So in the end I had three ACT configurations:
| config | chunk / n_action_steps | batch | lr | steps |
|---|---|---|---|---|
act_v1 |
48 / 30 | 16 | 3e-5 | 10 000 |
act_v2 |
50 / 50 | 16 | 3e-5 | 20 000 |
act_v3 |
50 / 50 | 64 | 5e-5 | 20 000 |
For diffusion policy I used the configuration from the original paper's "Real Pour / Spread / Mug Flip" tasks (DDIM with 16 inference steps, horizon=16, n_action_steps=8) for 20 000 steps. More on diffusion in its own section below.
[IMAGE PLACEHOLDER: media/wandb_train_loss_act.svg (top), media/wandb_train_loss_dp.svg (bottom). Caption: "Training L1 loss for ACT (top); training loss for Diffusion Policy (bottom)."]
The evaluation problem (round 1)
Once the three ACT configurations had trained overnight, I needed to actually compare them. I copied the score scheme from the Ïâ paper: a task-progress score, 0.0 (failure) up to 1.0 (block stacked), in 0.2 increments per stage.

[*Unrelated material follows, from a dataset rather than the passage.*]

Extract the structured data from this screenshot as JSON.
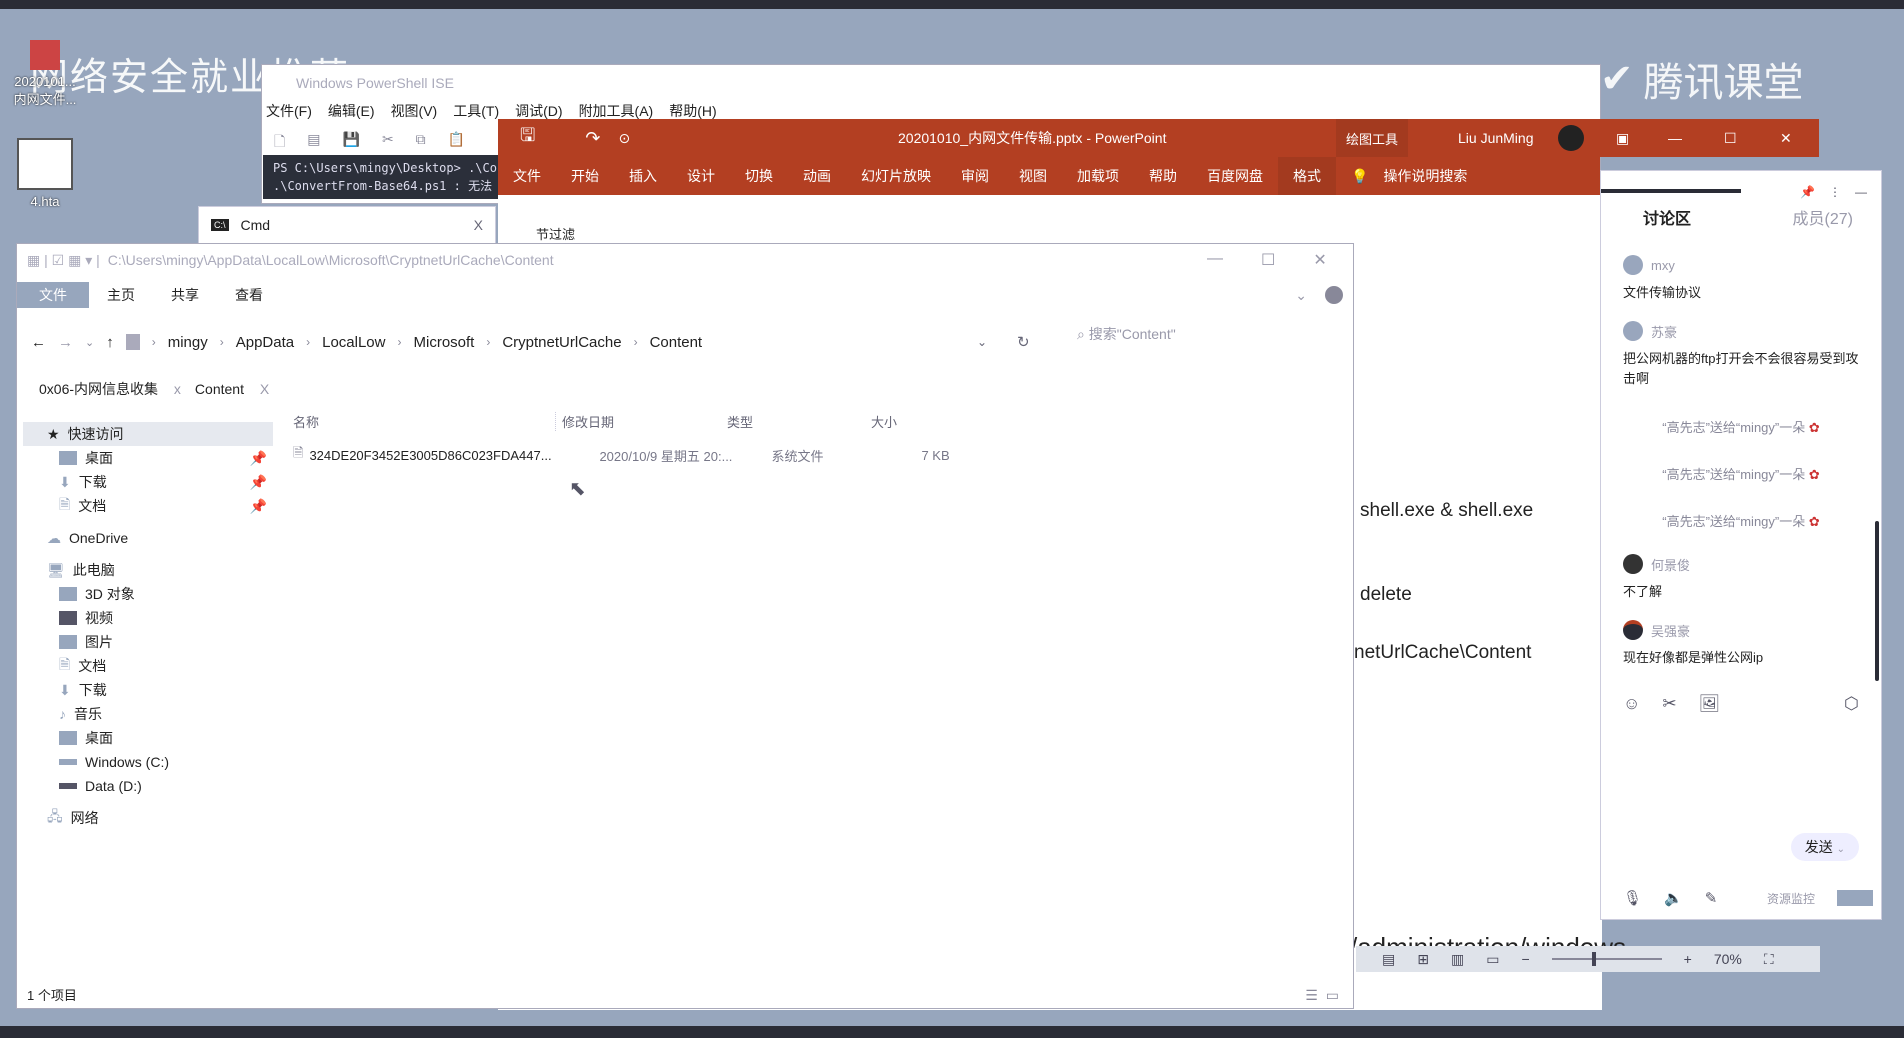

Now I had to design the evaluation. Two choices that mattered, both of which I got partly wrong on the first pass:
- Sample size. I started with 10 episodes per checkpoint, half at narrow cube positions, half at wide. I figured 10 was "enough to see if something obvious was happening". It wasn't. With per-episode noise that big, most cross-policy differences could plausibly be just sampling luck.
- Reproducibility of cube positions. I took photos of the cube starting positions and reused them across sessions so the test set was actually fixed. Tedious, but at least it ruled out "the cubes happened to be in a hard spot" as a confound.
The result of round 1 was: I had a 10-point checkpoint sweep on act_v2 trained on narrow (steps 2k to 20k, n=10 each) plus a few single-checkpoint cells across the other (dataset, config) combinations. Qualitatively, early checkpoints moved more roughly than later ones, and later checkpoints tended to stall on harder cube positions, a classic late-training overfit signature on a narrow dataset. But with only 10 episodes per cell, the numbers had so much noise that the trends were hard to defend in a paper-style write-up. I had to do it again.
Tighter evaluations (round 2)
For round 2 I bumped to 50 episodes per setting (25 narrow positions, 25 wide positions). I picked two things to compare with this tighter budget:
Experiment 1: how much does training-step depth matter? Specifically act_v3 trained on combined, at step 10 000 vs step 20 000.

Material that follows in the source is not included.